The Duchess of Malfi at the Southwark Playhouse

This was my second visit to the Southwark Playhouse but my first to this building as they had moved South along Borough High Street from their Thameside location by London Bridge to a new location just shy of Elephant and Castle.

I wanted to see their new theatre and I wanted to see this play too as it had been described thus, "With only seven actors, six chairs and a gramophone, the play confronts the themes of morality, class and sex head on."

I liked the new theatre from the beginning. It's shambolic appearance, much like the Arcola's, was cosy, welcoming and definitely arty. The bar area was spread across four linked rooms filled with sofas and cushions.

The theatre itself was much like the old one with a bare wooden floor and seating on three sides. I claimed a seat in the front row.

As is quite common these days, the cast were already on stage as we entered, sitting motionless on the chairs.

The play started suddenly with all the cast adopting broad grins and staring directly at the audience. I lost my staring contest with the cardinal.

The story of The Duchess of Malfi is one of family conflict with the Duchess's two brothers scheming to stop her remarrying to protect their inheritance. There are all sorts of machinations, double-crosses, mistakes and general nastiness. It does not end well.

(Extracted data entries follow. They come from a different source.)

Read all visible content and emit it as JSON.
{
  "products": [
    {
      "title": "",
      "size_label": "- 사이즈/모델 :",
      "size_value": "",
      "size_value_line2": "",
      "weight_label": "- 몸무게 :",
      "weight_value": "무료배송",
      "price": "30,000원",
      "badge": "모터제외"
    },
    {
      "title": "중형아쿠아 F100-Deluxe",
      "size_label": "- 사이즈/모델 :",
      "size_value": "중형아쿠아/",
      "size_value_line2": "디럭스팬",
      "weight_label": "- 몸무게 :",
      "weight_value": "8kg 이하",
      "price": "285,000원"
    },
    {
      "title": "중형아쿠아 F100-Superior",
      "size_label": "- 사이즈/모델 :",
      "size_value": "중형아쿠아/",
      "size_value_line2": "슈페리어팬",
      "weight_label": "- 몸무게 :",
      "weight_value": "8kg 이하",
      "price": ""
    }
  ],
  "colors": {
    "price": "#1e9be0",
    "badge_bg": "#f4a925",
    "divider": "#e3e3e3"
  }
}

What did go well was the production and I loved every minute of it.

Two aspects of the production played off nicely against each other, one bare and one rich. The set was all but empty, matching the minimalist mood of the theatre, and that left space for the cast to do things, like the opening grins, that filled the spaces left by the missing props.

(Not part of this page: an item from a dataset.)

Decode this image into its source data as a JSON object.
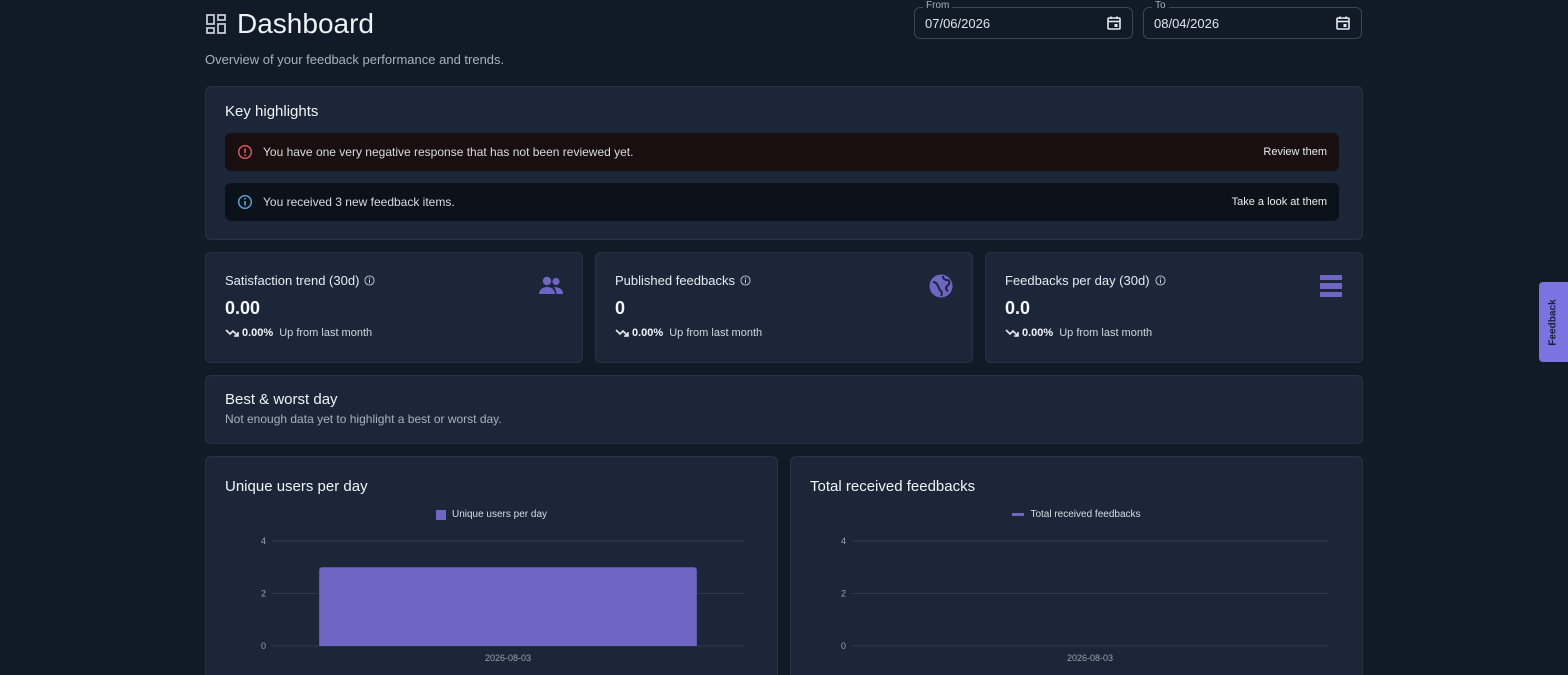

What also worked was delivering the play without a break. I am a big fan of this approach as it maintains the continuity of the story. The only exception should be when a play is written for a break to allow it to change direction.

I had been slightly worried that after visiting three exhibitions in the afternoon, and travelling across London to do so, that I might flag a little but the performance was far too engaging for that to happen. I was enthralled from before the start to the very end.

Everything about The Duchess of Malfi was just as I like my theatre and the Southwark Playhouse is just the sort of venue that I like too.